Marktwirtschaft, soziale Ungleichheit und Gerechtigkeit: Die moralische Überlegenheit der Marktwirtschaft
Nach dem Mittagessen folgte mit dem Vortrag von Martin Rhonheimer, Präsident des Austrian Institute, zum Thema „Marktwirtschaft, soziale Ungleichheit und Gerechtigkeit“, ein Kontrapunkt. Die Perspektive war, wie der Referent betonte, diejenige eines (politischen) Philosophen und Ethikers, allerdings eines „ökonomisch aufgeklärten Philosophen“. Denn zunächst müssten die ökonomischen – auch wirtschaftshistorischen – Tatsachen und Zusammenhänge klar sein, bevor man mit Moral und Ethik beginnt.

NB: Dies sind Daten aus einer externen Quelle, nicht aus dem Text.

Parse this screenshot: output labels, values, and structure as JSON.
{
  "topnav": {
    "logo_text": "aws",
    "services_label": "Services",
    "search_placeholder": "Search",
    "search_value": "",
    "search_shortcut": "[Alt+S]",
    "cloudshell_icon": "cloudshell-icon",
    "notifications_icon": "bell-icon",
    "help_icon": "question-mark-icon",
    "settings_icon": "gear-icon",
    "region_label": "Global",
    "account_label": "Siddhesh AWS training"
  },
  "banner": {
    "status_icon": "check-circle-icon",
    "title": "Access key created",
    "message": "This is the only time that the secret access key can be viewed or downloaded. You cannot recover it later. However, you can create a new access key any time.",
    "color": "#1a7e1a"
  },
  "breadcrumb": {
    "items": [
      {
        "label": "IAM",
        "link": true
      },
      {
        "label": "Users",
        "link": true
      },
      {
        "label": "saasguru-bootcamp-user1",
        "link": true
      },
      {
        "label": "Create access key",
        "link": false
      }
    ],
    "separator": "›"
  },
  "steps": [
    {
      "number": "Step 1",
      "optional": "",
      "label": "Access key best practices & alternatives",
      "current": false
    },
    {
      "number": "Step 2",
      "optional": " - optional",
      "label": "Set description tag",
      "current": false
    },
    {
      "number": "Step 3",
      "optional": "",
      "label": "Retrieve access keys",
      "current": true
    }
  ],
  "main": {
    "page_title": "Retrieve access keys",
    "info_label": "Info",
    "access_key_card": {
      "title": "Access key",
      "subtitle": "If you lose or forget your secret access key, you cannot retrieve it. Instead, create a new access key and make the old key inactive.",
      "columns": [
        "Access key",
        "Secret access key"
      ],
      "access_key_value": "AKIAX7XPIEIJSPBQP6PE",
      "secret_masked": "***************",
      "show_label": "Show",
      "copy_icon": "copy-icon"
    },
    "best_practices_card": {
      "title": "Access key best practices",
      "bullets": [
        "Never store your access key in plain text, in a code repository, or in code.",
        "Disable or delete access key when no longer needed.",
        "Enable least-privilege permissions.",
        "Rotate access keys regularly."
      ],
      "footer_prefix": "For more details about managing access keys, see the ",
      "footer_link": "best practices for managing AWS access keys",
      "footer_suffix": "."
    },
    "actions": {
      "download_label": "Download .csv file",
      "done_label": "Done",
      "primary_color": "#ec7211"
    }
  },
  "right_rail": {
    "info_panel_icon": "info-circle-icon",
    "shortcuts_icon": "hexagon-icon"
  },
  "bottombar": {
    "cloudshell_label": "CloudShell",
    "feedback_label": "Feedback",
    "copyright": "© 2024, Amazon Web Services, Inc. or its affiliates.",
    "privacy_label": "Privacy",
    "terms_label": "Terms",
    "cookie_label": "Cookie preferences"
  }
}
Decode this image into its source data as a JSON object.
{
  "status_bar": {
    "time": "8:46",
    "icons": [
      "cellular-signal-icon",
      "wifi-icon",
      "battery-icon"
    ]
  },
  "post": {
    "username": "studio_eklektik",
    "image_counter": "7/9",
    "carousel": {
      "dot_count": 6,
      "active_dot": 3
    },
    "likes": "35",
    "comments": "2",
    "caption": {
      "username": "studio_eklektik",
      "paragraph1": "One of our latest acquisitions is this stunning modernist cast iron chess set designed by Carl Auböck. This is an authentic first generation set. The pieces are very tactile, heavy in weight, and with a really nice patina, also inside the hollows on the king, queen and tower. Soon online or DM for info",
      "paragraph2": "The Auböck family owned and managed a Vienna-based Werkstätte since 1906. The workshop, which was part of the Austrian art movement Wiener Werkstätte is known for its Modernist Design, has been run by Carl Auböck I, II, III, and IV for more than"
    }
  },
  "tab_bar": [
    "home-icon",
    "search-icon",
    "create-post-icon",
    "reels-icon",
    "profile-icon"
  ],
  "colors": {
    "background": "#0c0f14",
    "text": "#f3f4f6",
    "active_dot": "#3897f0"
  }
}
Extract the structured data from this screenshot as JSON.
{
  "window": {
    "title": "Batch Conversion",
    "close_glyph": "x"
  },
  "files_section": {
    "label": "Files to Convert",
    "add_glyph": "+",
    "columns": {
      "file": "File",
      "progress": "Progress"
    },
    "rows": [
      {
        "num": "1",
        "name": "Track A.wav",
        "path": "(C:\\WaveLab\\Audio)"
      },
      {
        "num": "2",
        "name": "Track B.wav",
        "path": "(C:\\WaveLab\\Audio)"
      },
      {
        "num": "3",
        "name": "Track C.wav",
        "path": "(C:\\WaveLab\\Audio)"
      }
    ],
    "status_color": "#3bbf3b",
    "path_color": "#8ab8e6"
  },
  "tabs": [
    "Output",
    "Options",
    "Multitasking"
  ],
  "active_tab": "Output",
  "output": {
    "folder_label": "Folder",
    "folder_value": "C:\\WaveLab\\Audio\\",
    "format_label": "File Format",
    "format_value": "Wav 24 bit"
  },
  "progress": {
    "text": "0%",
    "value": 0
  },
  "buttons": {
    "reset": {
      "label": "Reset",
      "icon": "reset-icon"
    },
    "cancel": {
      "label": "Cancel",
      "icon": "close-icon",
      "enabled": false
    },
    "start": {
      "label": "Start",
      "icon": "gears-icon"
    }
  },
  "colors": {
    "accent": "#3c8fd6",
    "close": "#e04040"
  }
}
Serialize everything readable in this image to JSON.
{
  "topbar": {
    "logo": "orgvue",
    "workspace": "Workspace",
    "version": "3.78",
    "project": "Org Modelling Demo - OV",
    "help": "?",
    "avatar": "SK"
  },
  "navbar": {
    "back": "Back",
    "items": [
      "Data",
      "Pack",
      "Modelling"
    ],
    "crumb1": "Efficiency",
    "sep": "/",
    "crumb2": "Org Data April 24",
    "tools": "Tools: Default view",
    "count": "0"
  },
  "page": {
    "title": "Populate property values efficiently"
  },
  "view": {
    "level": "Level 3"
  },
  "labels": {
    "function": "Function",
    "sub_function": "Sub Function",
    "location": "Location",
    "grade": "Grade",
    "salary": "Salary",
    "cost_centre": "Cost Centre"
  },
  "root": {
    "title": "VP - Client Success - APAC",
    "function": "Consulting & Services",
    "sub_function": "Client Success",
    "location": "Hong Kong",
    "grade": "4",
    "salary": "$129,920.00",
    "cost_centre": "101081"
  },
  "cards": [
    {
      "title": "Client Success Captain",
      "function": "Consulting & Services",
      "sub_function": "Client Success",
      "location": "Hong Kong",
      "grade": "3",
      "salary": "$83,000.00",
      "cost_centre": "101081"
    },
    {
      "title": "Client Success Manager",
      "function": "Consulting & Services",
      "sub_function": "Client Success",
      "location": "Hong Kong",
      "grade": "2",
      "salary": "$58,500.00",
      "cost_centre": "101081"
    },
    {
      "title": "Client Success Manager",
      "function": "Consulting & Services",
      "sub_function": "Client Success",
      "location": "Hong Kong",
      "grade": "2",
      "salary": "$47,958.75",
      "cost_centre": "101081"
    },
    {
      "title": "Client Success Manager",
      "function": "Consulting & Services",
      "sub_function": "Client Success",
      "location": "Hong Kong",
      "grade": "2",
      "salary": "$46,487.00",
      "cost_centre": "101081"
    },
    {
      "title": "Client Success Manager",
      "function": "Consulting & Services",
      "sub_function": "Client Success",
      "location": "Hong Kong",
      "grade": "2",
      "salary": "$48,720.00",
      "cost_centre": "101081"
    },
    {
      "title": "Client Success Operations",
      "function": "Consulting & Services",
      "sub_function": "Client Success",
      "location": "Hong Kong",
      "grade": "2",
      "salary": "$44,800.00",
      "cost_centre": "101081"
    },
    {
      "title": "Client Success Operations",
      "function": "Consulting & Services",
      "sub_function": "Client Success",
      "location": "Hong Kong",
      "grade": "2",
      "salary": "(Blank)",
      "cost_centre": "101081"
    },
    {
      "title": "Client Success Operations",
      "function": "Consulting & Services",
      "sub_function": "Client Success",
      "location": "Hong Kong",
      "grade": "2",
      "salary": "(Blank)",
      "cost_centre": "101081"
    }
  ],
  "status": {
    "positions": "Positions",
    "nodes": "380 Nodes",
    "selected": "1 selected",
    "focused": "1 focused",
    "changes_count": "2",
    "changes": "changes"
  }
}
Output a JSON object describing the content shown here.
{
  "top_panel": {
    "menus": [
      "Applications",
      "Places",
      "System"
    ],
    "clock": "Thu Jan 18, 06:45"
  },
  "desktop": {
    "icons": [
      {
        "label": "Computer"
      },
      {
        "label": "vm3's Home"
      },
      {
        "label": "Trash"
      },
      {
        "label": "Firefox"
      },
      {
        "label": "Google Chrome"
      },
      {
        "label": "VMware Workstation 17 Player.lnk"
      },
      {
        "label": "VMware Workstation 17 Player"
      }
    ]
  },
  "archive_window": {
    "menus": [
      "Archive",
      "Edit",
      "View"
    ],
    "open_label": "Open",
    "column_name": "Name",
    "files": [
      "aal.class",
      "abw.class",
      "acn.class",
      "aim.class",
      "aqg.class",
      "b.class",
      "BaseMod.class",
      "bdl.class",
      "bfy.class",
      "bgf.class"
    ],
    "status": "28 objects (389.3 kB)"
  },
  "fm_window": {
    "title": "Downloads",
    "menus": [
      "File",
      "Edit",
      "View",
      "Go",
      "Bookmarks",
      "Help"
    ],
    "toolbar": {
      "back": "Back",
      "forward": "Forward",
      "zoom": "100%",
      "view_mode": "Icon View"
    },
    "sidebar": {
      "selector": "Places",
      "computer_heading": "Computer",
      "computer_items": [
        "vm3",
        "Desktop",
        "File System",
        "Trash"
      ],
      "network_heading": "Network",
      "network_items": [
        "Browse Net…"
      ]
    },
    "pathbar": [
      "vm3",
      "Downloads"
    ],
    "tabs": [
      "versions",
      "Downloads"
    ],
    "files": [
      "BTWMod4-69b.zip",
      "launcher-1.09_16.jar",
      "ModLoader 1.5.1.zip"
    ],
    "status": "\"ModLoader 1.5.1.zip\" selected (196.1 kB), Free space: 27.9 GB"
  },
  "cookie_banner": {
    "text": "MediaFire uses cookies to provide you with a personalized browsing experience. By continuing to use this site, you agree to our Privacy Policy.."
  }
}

Die Unterscheidung von „gerecht“ und „ungerecht“ entspringe – gemäß Aristoteles – allein der Vernunft und sei deshalb dem Menschen eigen. Das Gerechte ist nicht Gegenstand des Gefühls, das nur Lust und Unlust zu unterscheiden vermag, was auch die vernunftlosen Tiere können. Das Gerechte ist auch nicht einfach das Wünschenswerte, das ebenfalls emotional mitbestimmt ist. Zudem könne „gerecht“ und „ungerecht“ allein – und hier folgte der Referent F. A. Hayek – eine Eigenschaft von Handlungen von Individuen sein; denn nur hier sind Absichten und Ziele mit im Spiel und wird – im Sinne der klassischen Definition des römischen Juristen Ulpian, Gerechtigkeit bestehe darin, „einem jeden sein Recht zu geben“ („ius suum cuique tribuere“) – auf zu verantwortende Weise Gerechtes oder Ungerechtes getan. Der Markt hingegen „handelt“ nicht und seine Ergebnisse könnten deshalb auch nicht sinnvollerweise „gerecht“ oder „ungerecht“ genannt werden.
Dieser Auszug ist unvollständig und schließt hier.